Financed with a USD two million State Department grant,
the effort includes secretive projects to create independent
cellphone networks inside foreign countries and undermine
repressive governments that seek to silence dissidents by
censoring or shutting down telecommunications networks, The
New York Times reported.

Under the plan, a group of young entrepreneurs have
developed a deceptively innocent-looking hardware into a
prototype "Internet in a suitcase."

The suitcase could be secreted across a border and
quickly set up to allow wireless communication over a wide
area with a link to the global Internet, the report said.

The American effort, revealed in dozens of interviews,
planning documents and classified diplomatic cables, ranges in
scale, cost and sophistication, the Times said.

Some projects involve technology that the United States
is developing; others pull together tools that have already
been created by hackers in a so-called liberation-technology
movement sweeping the globe.

The new initiatives have found a champion in Secretary
of State Hillary Clinton, who has made Internet freedom into a
signature cause.

"We see more and more people around the globe using the
Internet, mobile phones and other technologies to make their
voices heard as they protest against injustice and seek to
realize their aspirations," Clinton said in response to a
query on the topic.

"There is a historic opportunity to effect positive
change, change America supports," she said. "So we`re focused
on helping them do that, on helping them talk to each other,
to their communities, to their governments and to the world."

By the end of 2011, the State Department will have
spent some USD 70 million on circumvention efforts and related
technologies, according to department figures.

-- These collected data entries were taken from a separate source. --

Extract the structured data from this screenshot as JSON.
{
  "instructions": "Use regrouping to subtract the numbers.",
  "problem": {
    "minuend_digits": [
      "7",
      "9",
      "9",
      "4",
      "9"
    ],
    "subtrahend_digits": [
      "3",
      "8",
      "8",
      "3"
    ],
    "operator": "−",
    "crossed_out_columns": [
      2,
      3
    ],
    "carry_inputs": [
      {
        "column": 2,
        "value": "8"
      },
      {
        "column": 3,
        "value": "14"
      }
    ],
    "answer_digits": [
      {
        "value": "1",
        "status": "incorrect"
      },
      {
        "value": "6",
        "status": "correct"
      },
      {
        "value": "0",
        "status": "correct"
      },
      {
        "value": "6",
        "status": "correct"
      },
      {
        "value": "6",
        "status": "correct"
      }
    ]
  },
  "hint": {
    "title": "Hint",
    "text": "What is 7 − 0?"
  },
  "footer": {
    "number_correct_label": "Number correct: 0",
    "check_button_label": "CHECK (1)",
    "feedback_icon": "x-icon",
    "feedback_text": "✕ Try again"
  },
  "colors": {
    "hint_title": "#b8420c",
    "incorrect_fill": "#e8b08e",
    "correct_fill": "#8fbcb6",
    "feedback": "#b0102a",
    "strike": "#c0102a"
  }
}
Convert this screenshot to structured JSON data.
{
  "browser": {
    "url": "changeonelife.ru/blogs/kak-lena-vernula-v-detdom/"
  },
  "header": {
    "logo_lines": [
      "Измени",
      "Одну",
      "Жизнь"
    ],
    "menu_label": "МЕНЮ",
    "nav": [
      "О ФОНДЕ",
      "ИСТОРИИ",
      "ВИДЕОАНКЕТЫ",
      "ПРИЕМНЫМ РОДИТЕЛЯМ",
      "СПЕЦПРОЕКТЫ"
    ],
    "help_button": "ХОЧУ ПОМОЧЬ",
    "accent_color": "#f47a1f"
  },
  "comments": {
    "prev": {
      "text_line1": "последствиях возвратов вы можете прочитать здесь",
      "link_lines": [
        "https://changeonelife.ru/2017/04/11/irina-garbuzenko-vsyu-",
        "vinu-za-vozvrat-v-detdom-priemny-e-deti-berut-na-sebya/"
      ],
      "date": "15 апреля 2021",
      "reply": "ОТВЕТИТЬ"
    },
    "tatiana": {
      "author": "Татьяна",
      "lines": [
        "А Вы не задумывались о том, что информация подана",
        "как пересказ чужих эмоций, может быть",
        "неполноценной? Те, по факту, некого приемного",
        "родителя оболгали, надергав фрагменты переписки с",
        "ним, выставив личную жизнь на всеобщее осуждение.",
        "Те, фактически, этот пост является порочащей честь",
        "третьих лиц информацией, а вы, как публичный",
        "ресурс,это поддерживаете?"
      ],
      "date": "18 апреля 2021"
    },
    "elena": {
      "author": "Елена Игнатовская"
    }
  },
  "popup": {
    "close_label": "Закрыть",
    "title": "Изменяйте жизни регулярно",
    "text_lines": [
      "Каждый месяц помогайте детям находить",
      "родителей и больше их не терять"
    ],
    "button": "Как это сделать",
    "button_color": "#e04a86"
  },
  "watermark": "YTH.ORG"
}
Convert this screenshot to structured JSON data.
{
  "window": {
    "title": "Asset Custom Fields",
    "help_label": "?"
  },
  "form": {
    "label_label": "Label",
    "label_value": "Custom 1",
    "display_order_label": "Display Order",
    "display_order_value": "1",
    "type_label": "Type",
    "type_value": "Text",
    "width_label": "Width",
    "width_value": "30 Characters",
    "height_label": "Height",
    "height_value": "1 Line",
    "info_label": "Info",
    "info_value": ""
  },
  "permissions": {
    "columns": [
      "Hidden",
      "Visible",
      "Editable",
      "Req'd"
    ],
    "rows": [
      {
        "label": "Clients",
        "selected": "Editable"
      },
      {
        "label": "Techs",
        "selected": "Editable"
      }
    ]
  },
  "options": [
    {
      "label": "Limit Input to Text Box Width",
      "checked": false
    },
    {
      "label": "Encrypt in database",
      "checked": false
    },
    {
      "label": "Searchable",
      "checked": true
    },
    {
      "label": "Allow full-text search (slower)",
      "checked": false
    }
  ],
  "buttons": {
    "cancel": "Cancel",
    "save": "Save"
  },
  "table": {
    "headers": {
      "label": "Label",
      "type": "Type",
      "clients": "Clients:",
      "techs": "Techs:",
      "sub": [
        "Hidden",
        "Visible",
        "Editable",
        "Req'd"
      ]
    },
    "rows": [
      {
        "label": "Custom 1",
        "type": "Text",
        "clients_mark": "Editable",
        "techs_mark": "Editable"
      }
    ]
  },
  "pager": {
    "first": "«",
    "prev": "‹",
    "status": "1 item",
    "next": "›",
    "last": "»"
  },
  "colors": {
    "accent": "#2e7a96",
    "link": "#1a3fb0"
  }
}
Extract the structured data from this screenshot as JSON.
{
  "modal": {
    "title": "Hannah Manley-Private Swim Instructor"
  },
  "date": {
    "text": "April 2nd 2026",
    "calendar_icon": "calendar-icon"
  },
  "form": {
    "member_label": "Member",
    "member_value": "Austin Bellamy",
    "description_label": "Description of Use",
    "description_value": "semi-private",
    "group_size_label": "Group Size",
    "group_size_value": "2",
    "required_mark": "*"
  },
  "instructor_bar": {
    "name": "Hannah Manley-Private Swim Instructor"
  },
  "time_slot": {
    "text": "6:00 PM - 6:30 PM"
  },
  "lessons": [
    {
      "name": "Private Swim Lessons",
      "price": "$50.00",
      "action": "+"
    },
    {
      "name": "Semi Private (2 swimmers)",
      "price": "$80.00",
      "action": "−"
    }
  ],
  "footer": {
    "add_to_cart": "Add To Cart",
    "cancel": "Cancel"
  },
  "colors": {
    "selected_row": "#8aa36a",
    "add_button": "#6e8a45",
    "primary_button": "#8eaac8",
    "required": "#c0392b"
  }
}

The State Department is financing the creation of
stealth wireless networks that would enable activists to
communicate outside the reach of governments in countries like
Iran, Syria and Libya, the report quoted the participants in
the projects as saying.

In one of the most ambitious efforts, United States
officials say, the State Department and Pentagon have spent at
least USD 50 million to create an independent cellphone
network in Afghanistan using towers on protected military
bases inside the war-torn country. It is intended to offset
the Taliban`s ability to shut down the official Afghan
services, seemingly at will.

The effort has picked up momentum since the government
of President Hosni Mubarak shut down the Egyptian Internet in
the last days of his rule. In recent days, the Syrian
government also temporarily disabled much of that country`s
Internet, which had helped protesters mobilise, the report

The Obama administration`s initiative is in one sense a
new front in a longstanding diplomatic push to defend free
speech and nurture democracy. For decades, the United States
has sent radio broadcasts into autocratic countries through
Voice of America and other means.

More recently, Washington has supported the
development of software that preserves the anonymity of users
in places like China, and training for citizens who want to
pass information along the government-owned Internet without
getting caught, the report said.

But the State Department has carefully framed its
support as promoting free speech and human rights for their
own sake, not as a policy aimed at destabilising autocratic
governments, the Times said.

The suitcase project will rely on a version of "mesh
network" technology, which can transform devices like
cellphones or personal computers to create an invisible
wireless web without a centralised hub. In other words, a
voice, picture or e-mail message could hop directly between
the modified wireless devices each one acting as a mini cell
"tower" and phone and bypass the official network.

The suitcase would include small wireless antennas,
which could increase the area of coverage; a laptop to
administer the system; thumb drives and CDs to spread the
software to more devices and encrypt the communications; and
other components like Ethernet cables.